What you should know about Artistic gymnastics (Part 1)

Artistic gymnastics, rhythmic gymnastics and trampoline are three disciplines in gymnastics. In artistic gymnastics, athletes must perform short routines on apparatus and board of judges will evaluate and give marks depends on the difficulty and accuracy of each performance.

Overview

Artistic gymnastics has been an official sport of the Olympic programme since Olympics Games Athens in 1896. Initially, the sport allow male athletes only, women’s events were included later in Olympics Games Amsterdam in 1928.

Female gymnasts compete in six different events which are floor, rings, vault, pommel horse, parallel bars and horizontal bar. In the women’s events, there are only four different events. Male and female athletes also compete for individual and team all-around titles.

Each piece of apparatus creates unique demands which test their strength, agility, coordination, and speed. Women’s floor routines are performed over musical accompaniment, which add an additional aspect of challenges to the competition. Judges mark each athlete’s performance on the complexity and aesthetics of the techniques while considering balance and stability while performing.
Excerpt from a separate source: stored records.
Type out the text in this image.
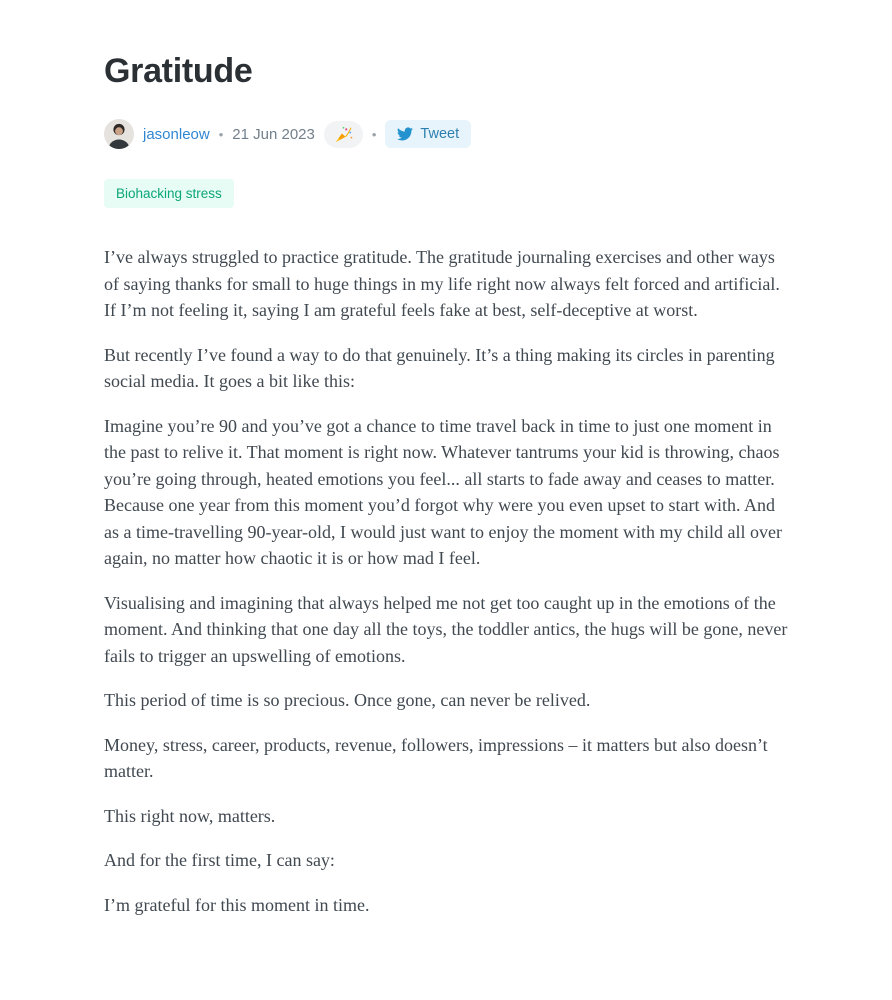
Gratitude
jasonleow • 21 Jun 2023	•	Tweet
Biohacking stress

I’ve always struggled to practice gratitude. The gratitude journaling exercises and other ways of saying thanks for small to huge things in my life right now always felt forced and artificial. If I’m not feeling it, saying I am grateful feels fake at best, self-deceptive at worst.

But recently I’ve found a way to do that genuinely. It’s a thing making its circles in parenting social media. It goes a bit like this:

Imagine you’re 90 and you’ve got a chance to time travel back in time to just one moment in the past to relive it. That moment is right now. Whatever tantrums your kid is throwing, chaos you’re going through, heated emotions you feel... all starts to fade away and ceases to matter. Because one year from this moment you’d forgot why were you even upset to start with. And as a time-travelling 90-year-old, I would just want to enjoy the moment with my child all over again, no matter how chaotic it is or how mad I feel.

Visualising and imagining that always helped me not get too caught up in the emotions of the moment. And thinking that one day all the toys, the toddler antics, the hugs will be gone, never fails to trigger an upswelling of emotions.

This period of time is so precious. Once gone, can never be relived.

Money, stress, career, products, revenue, followers, impressions – it matters but also doesn’t matter.

This right now, matters.

And for the first time, I can say:

I’m grateful for this moment in time.
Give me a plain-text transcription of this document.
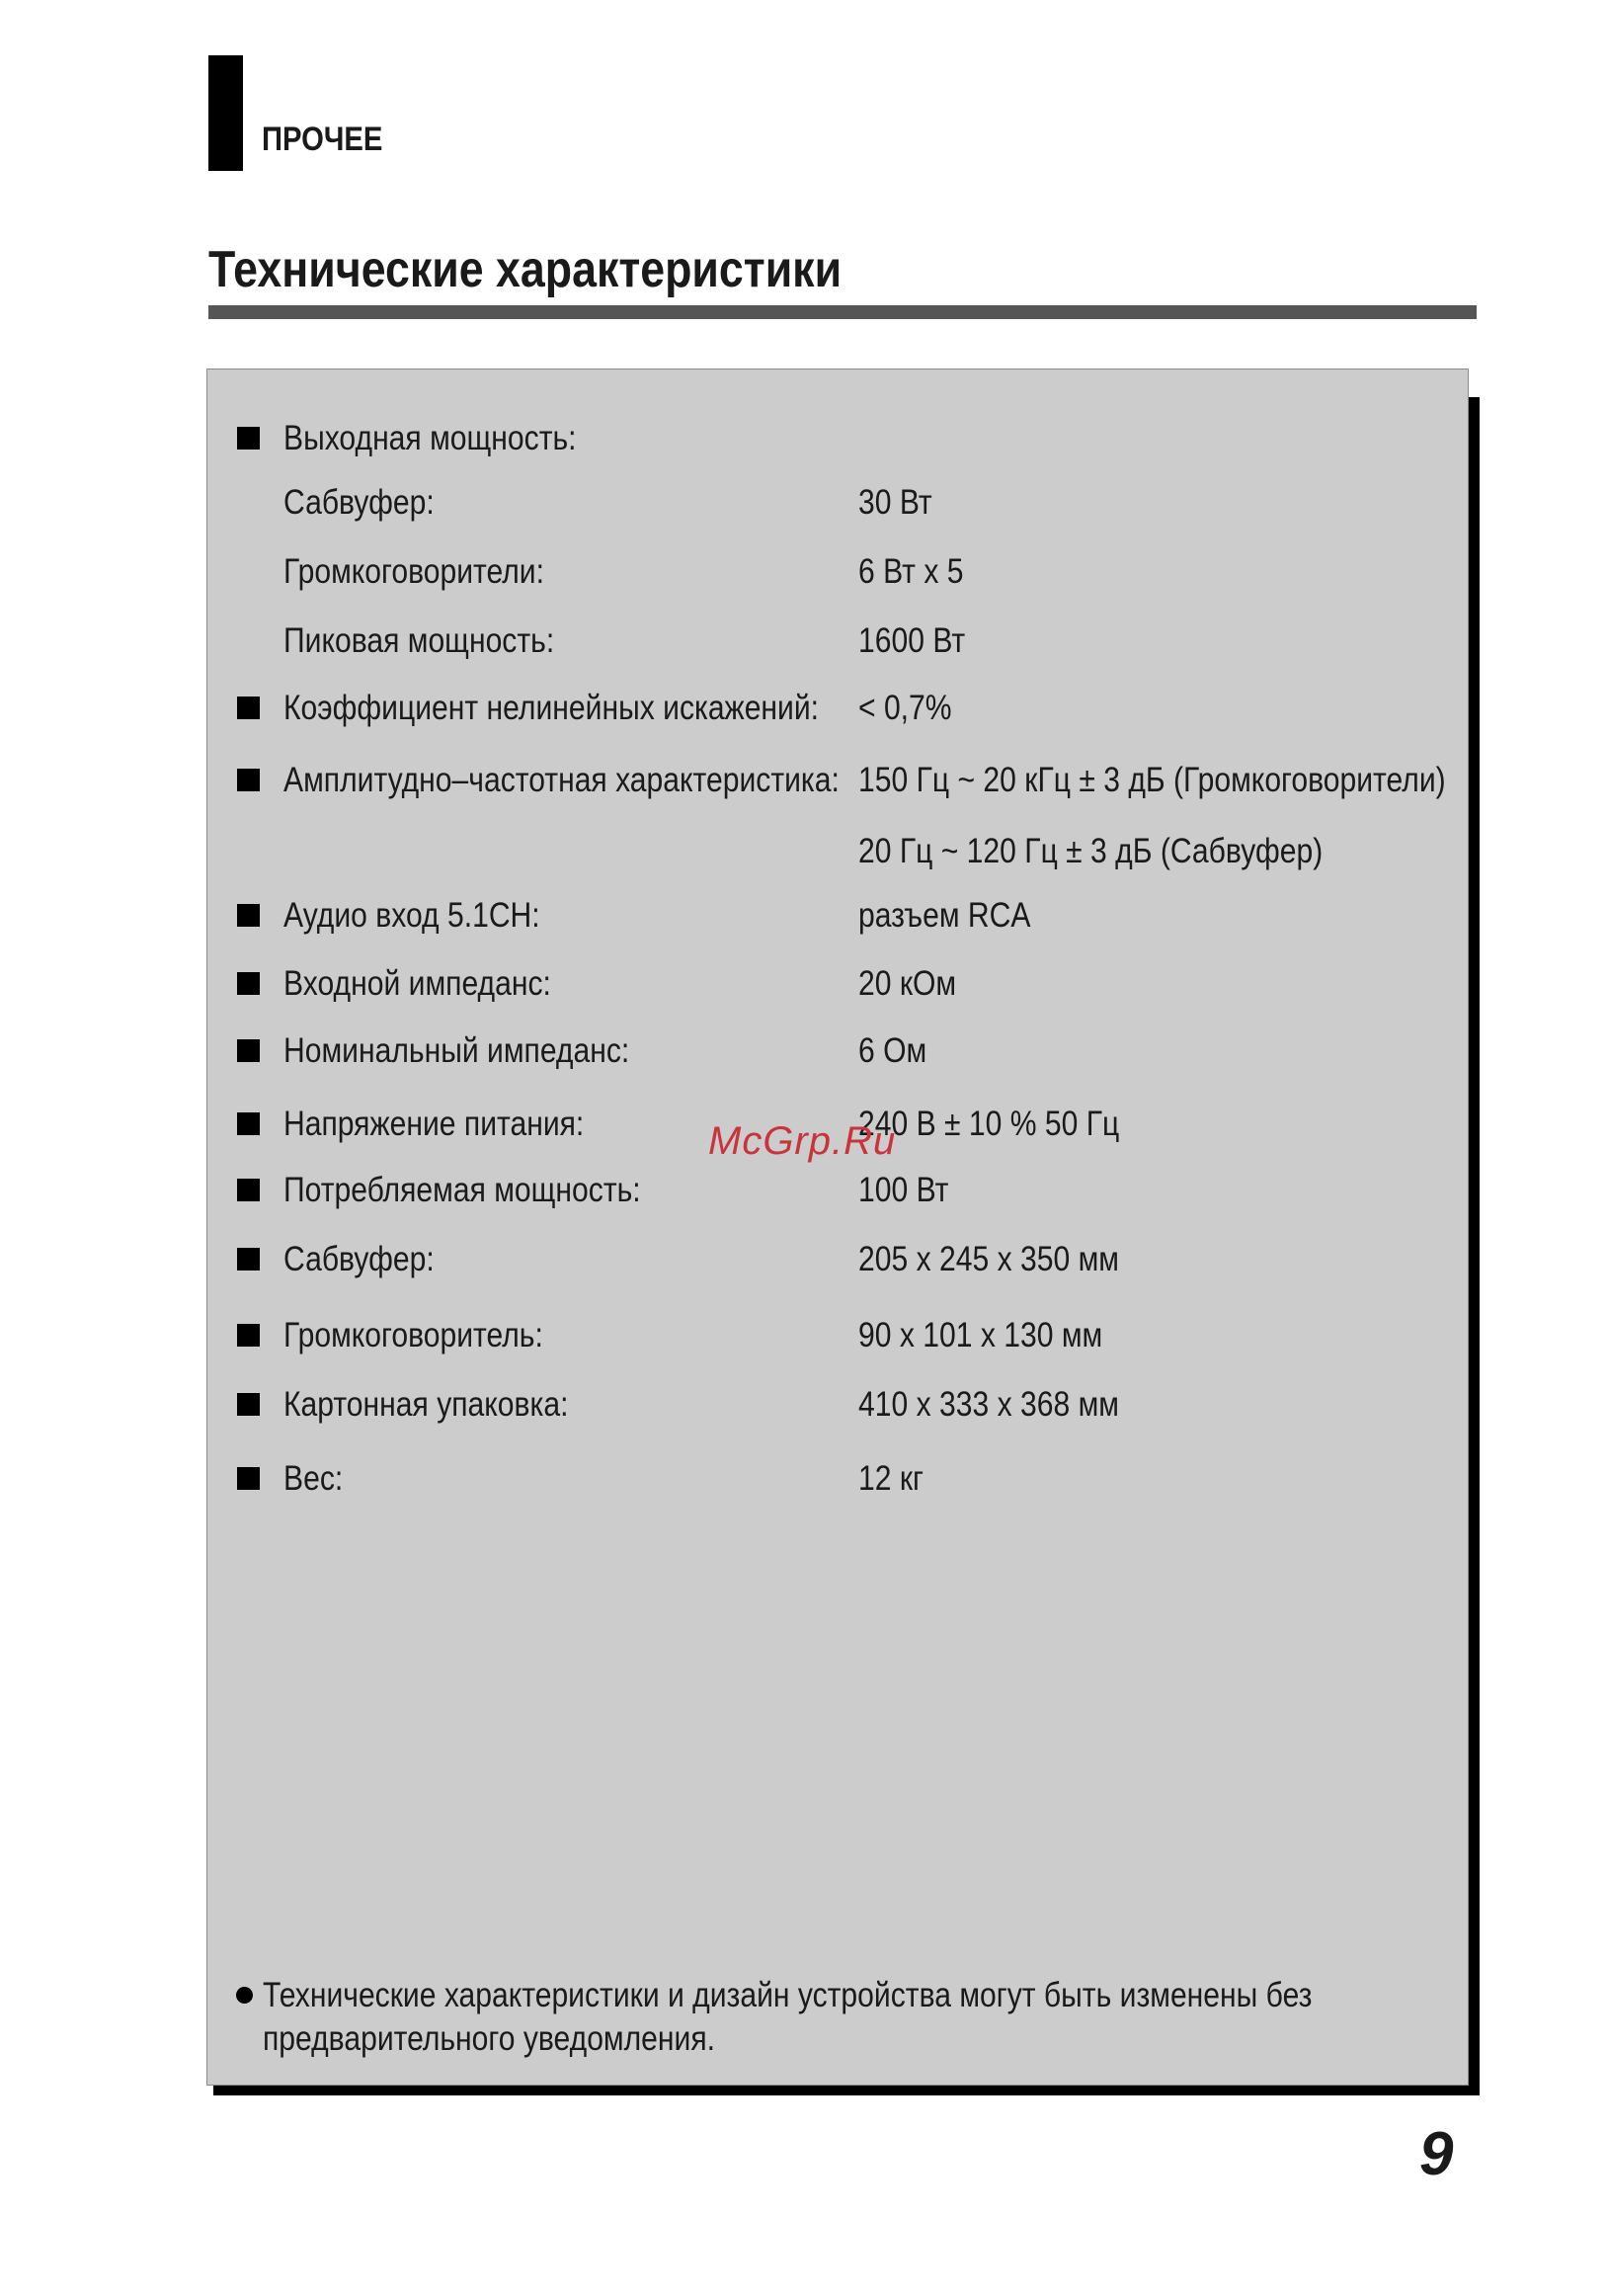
ПРОЧЕЕ
Технические характеристики
Выходная мощность:
Сабвуфер:	30 Вт
Громкоговорители:	6 Вт x 5
Пиковая мощность:	1600 Вт
Коэффициент нелинейных искажений: < 0,7%
Амплитудно–частотная характеристика: 150 Гц ~ 20 кГц ± 3 дБ (Громкоговорители)
20 Гц ~ 120 Гц ± 3 дБ (Сабвуфер)
Аудио вход 5.1CH:	разъем RCA
Входной импеданс:	20 кОм
Номинальный импеданс:	6 Ом
Напряжение питания:	240 В ± 10 % 50 Гц
Потребляемая мощность:	100 Вт
Сабвуфер:	205 x 245 x 350 мм
Громкоговоритель:	90 x 101 x 130 мм
Картонная упаковка:	410 x 333 x 368 мм
Вес:	12 кг
Технические характеристики и дизайн устройства могут быть изменены без
предварительного уведомления.
McGrp.Ru
9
The constant quest for perfection

Until the Athens 2004 Olympics Games, the scoring system based on a ‘10-point maximum’. At Olympics Games Montreal 1976, Romania athletes Nadia Comaneci was the first one ever to earn a ‘perfect score’ of 10.

In 2005, the maximum score ‘perfect 10’ was abolished by an open-ended system, created to allow greater differentiation between athletes’ performances. Two kinds of scoring were introduced: a ‘D’ (difficulty) score to assess the techniques performed and an ‘E’ (execution) score to evaluate artistry and performance. These scores are combined to ensure imposible of maximum.

The new scoring system has eliminated the upper limit on skill difficulty, driving athletes to consider which daring techniques to include in their routine – and how to combine movements of varying degrees of difficulty into a coherent performance.